To illustrate this, we embed a cylindrical fluorescent target of $2\text{-}\mathrm{mm}$ height and $3\text{-}\mathrm{mm}$ diam, $2\mathrm{mm}$ beneath the boundary of both the cylindrical and the mouse phantoms and illuminate it with an excitation point source placed on the boundary above the target. The absorption coefficient of the target is tenfold higher than the background and is assumed to be the same at the excitation and the emission wavelengths. We use our 3-D FE diffusion model to calculate both excitation and emission fluence in the reflectance geometry on the boundary close to the source for the two different target positions. The local geometry near the source for the two positions is shown in Fig. 5a . The heights are averaged over the nodes that are within an angular distance of $3\text{-}\mathrm{mm}$ on the boundary over every $1\text{-}\mathrm{mm}$ axial distance for $8\mathrm{mm}$ on either side of the source (at $0\mathrm{mm}$ for purposes of comparison). A similar averaging is used to plot the excitation and emission fluence profiles, shown in Figs. 5b and 5c.

Fig. 5

Detectability of a $2\text{-}\mathrm{mm}$ -deep fluorescent target located below a point source in the cylindrical phantom position 1 (---), position 2 (—), and the mouse phantom position 1 (--∗--), position 2 (−+−) designed for ${\mu }_s^{\prime }=0.5{\mathrm{mm}}^{-1}$ , ${\mu }_a=0.01{\mathrm{mm}}^{-1}$ (in the background), ${\mu }_a=0.1{\mathrm{mm}}^{-1}$ (in the target) for two source positions. (a) Height map of the boundary on either side of the source (located at $0\mathrm{mm}$ ). Note the uniform height of the cylinder surface and the nonuniform cross section of the mouse boundary. (b) Excitation fluence on the boundary near the source. Note that the peaks are marginally ( $\sim 15$ to 20%) higher for the mouse. (c) Emission fluence on the boundary near the source. Detectability is tenfold higher when the target is under a local hump compared to under a depression in the mouse phantom.

Table 3

Percent error for each test case in the sensitivity analysis study.

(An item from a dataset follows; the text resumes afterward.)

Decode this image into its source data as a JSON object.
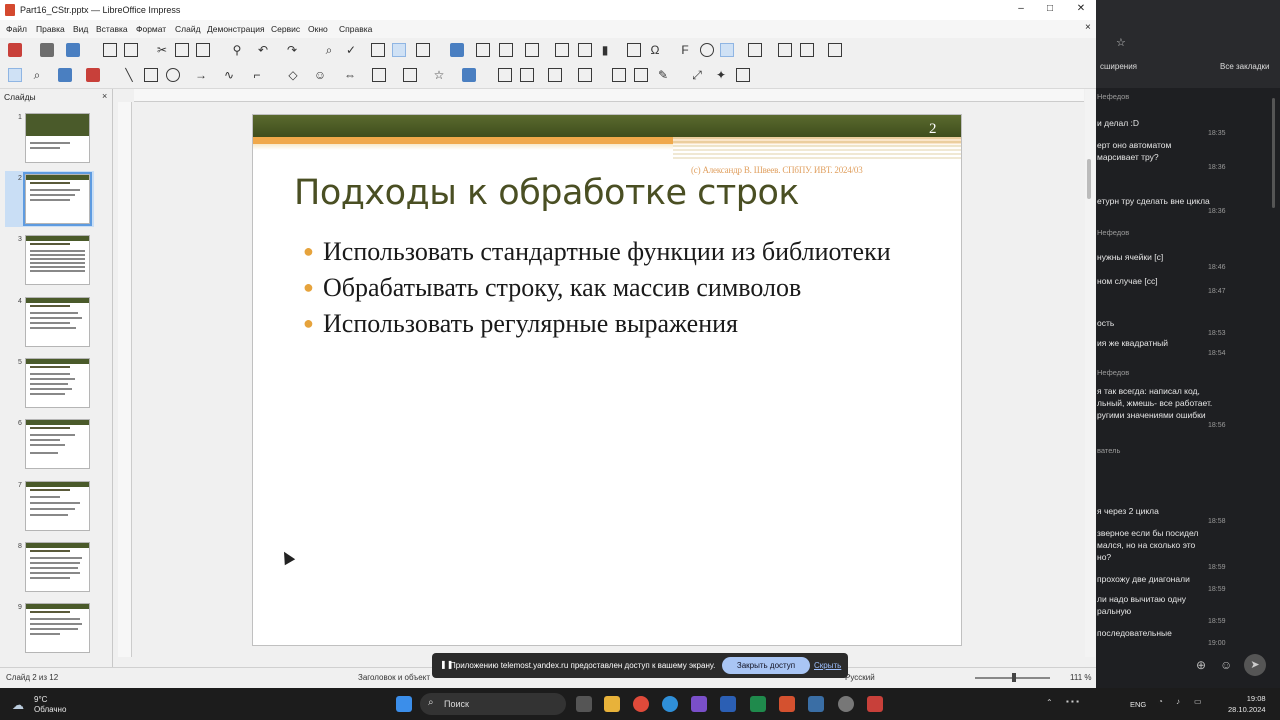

As shown in Fig. 5a, while the height of the boundary surface is uniform in the cylindrical phantom, the mouse boundary is definitely nonuniform. In Fig. 5b, we see that excitation fluence peaks over the mouse target are $\sim 15$ to 20% higher than the targets in the cylinder, due to the smaller size of the mouse cross section. In Fig. 5c, we see the local geometry near the source strongly influencing the profile of the emission fluence from the fluorescent target located just below the source. The detectability from a target located below a hump is about ten times higher than a target located under a concave depression on the mouse boundary. The profile of fluence is similar for the two positions on the cylindrical surface. While an appropriately modeled cylindrical surface to represent a small animal may be useful to determine a conservative measure of specific binding of a fluorescent target, the realistic boundary model of a small animal enables the prediction of the much wider range of detectability of a target based on its anatomical location. Thus simulations on a mouse phantom can aid in the imageability of fluorescent probes to help define bounds on “design” parameters and enhance the pace of development of targeted contrast by restricting the number of actual experiments and reducing the number of animals sacrificed.